Qu’on le sache, depuis le premier, l’Africain déporté sur les terres lointaines farouchement hostiles est un survivant, un résistant. Dans l’ensemble des territoires où les esclaves ont été déportés, il y a eu refus, fuite, refuge…. Le marronnage était à la fois l’outil et le mot d’ordre pour s’échapper du système plantationnaire. La volonté de retour des Africains déportés en Amérique, et de maintenir le lien avec l’Afrique ne s’est jamais tarie ; elle s’est matérialisée de différentes manières, sous la forme parfois d’expériences réelles et définitives de retour, d’échanges culturels, de projets musicaux. La littérature, le cinéma, le théâtre, les chants populaires en Amérique du nord, du sud, dans la Caraïbe expriment depuis toujours la séparation d’avec l’Afrique. Un mot du créole martiniquais résume cette blessure originelle : bless.

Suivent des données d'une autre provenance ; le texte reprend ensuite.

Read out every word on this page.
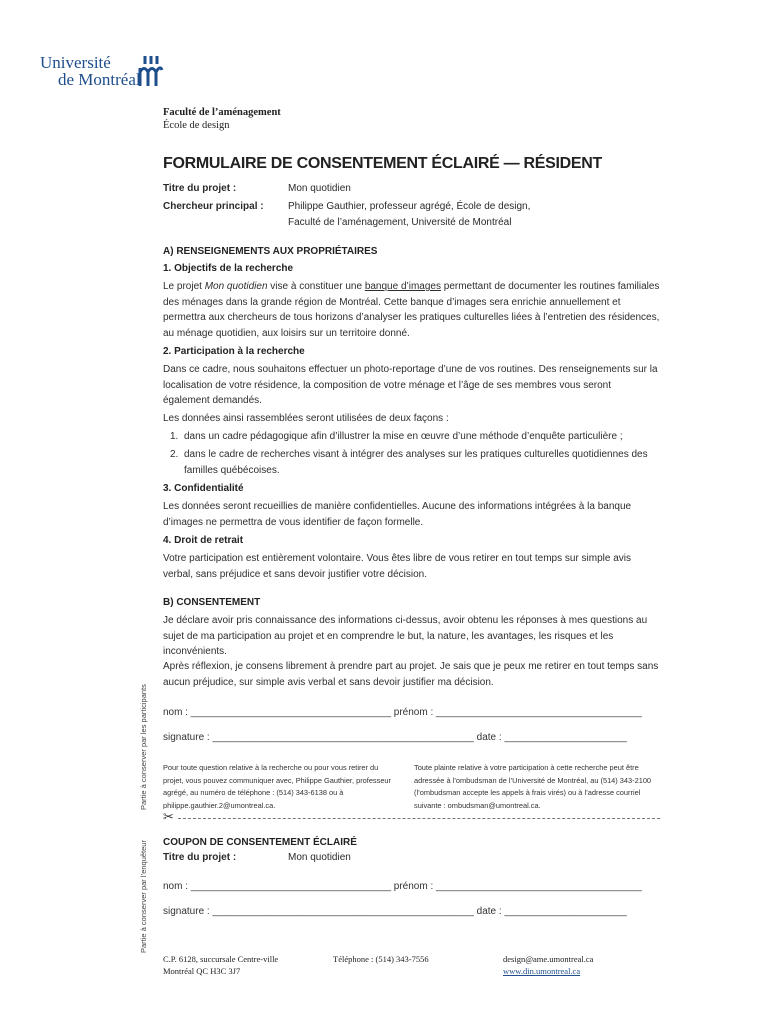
Université
de Montréal
Faculté de l’aménagement
École de design
FORMULAIRE DE CONSENTEMENT ÉCLAIRÉ — RÉSIDENT
Titre du projet :	Mon quotidien
Chercheur principal : Philippe Gauthier, professeur agrégé, École de design,
Faculté de l’aménagement, Université de Montréal
A) RENSEIGNEMENTS AUX PROPRIÉTAIRES
1. Objectifs de la recherche
Le projet Mon quotidien vise à constituer une banque d’images permettant de documenter les routines familiales des ménages dans la grande région de Montréal. Cette banque d’images sera enrichie annuellement et permettra aux chercheurs de tous horizons d’analyser les pratiques culturelles liées à l’entretien des résidences, au ménage quotidien, aux loisirs sur un territoire donné.
2. Participation à la recherche
Dans ce cadre, nous souhaitons effectuer un photo-reportage d’une de vos routines. Des renseignements sur la localisation de votre résidence, la composition de votre ménage et l’âge de ses membres vous seront également demandés.
Les données ainsi rassemblées seront utilisées de deux façons :
1. dans un cadre pédagogique afin d’illustrer la mise en œuvre d’une méthode d’enquête particulière ;
2. dans le cadre de recherches visant à intégrer des analyses sur les pratiques culturelles quotidiennes des familles québécoises.
3. Confidentialité
Les données seront recueillies de manière confidentielles. Aucune des informations intégrées à la banque d’images ne permettra de vous identifier de façon formelle.
4. Droit de retrait
Votre participation est entièrement volontaire. Vous êtes libre de vous retirer en tout temps sur simple avis verbal, sans préjudice et sans devoir justifier votre décision.
B) CONSENTEMENT
Je déclare avoir pris connaissance des informations ci-dessus, avoir obtenu les réponses à mes questions au sujet de ma participation au projet et en comprendre le but, la nature, les avantages, les risques et les inconvénients.
Après réflexion, je consens librement à prendre part au projet. Je sais que je peux me retirer en tout temps sans aucun préjudice, sur simple avis verbal et sans devoir justifier ma décision.
nom : ____________________________________ prénom : _____________________________________
signature : _______________________________________________ date : ______________________
Pour toute question relative à la recherche ou pour vous retirer du projet, vous pouvez communiquer avec, Philippe Gauthier, professeur agrégé, au numéro de téléphone : (514) 343-6138 ou à philippe.gauthier.2@umontreal.ca.
Toute plainte relative à votre participation à cette recherche peut être adressée à l’ombudsman de l’Université de Montréal, au (514) 343-2100 (l’ombudsman accepte les appels à frais virés) ou à l’adresse courriel suivante : ombudsman@umontreal.ca.
✂
Partie à conserver par les participants
Partie à conserver par l’enquêteur COUPON DE CONSENTEMENT ÉCLAIRÉ
Titre du projet :	Mon quotidien
nom : ____________________________________ prénom : _____________________________________
signature : _______________________________________________ date : ______________________
C.P. 6128, succursale Centre-ville
Montréal QC H3C 3J7
Téléphone : (514) 343-7556	design@ame.umontreal.ca
www.din.umontreal.ca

A quelques semaines de son départ du pouvoir, Macky Sall tire des limbes de la mémoire des archives administratives, le projet de construction d’un lieu d’hommage, de méditation et de réflexion" sur l’esclavage. Situé sur la corniche ouest de Dakar, tourné vers l’Amérique, le mémorial vise à resserrer le lien entre les Africains du continent et les Africains de la diaspora autour du souvenir de l’ignominie de la traite transatlantique dont les conséquences sont encore ressenties par les peuples noirs. Nous voulons souligner ici à la fois la nécessité pour l’Afrique de mieux connaissance cette partie d’elle-même éparpillée dans le monde ce afin d’établir des relations et de coopérer avec les États des Amériques.
Certes quelques États modernes africains ont formulé des excuses aux descendants des déportés pour la participation de certains royaumes à l’esclavage. D’autres accordent la citoyenneté à leurs descendants. Certes des pays africains font des appels du pied aux Haïtiens, Jamaïcains, Trinidadiens, Martiniquais, Barbadiens et autres Brésiliens et encouragent le retour au pays des ancêtres. Des ministres et hauts responsables africains fréquentent de manière timide l’espace caribéen à la recherche des débouchés commerciaux. Les politiques culturelles nationales engagées ça et là en Afrique de l’ouest singulièrement, se font à rude concurrence des mémoires dans le seul but d’attirer un tourisme venant particulièrement des Amériques.
Mais quel pays africain a manifesté le souhait d’implanter un Mémorial en l’honneur des ancêtres qui ont été déportés ? Comment matérialiser l’absent, celui qui n’a pas laissé de traces, l’être enfoui dans les mémoires de ceux et celles qu’il a quitté à jamais.
« Il y a une mémoire au-delà de la mémoire, c’est le traumatisme lié à l’esclavage », rappelait Césaire pour expliquer la genèse de sa création poétique et son théâtre fulgurant. Césaire fut de tous les temps, le plus illustre chantre de l’Afrique de son époque. Le descendant de déportés qu’il était s’orientait tous les jours en direction de la terre des ancêtres pour implorer les grands esprits. N’est -il pas équitable qu’un homme d’État africain qui incarne de nos jours l’ancêtre africain de Césaire honore, la mémoires de ses illustres descendants déportés dans les Amériques ?
Céline Labrune Badiane, historienne chercheuse est enseignante.
Adama Kouyaté dit Adams Kwateh est journaliste en Martinique.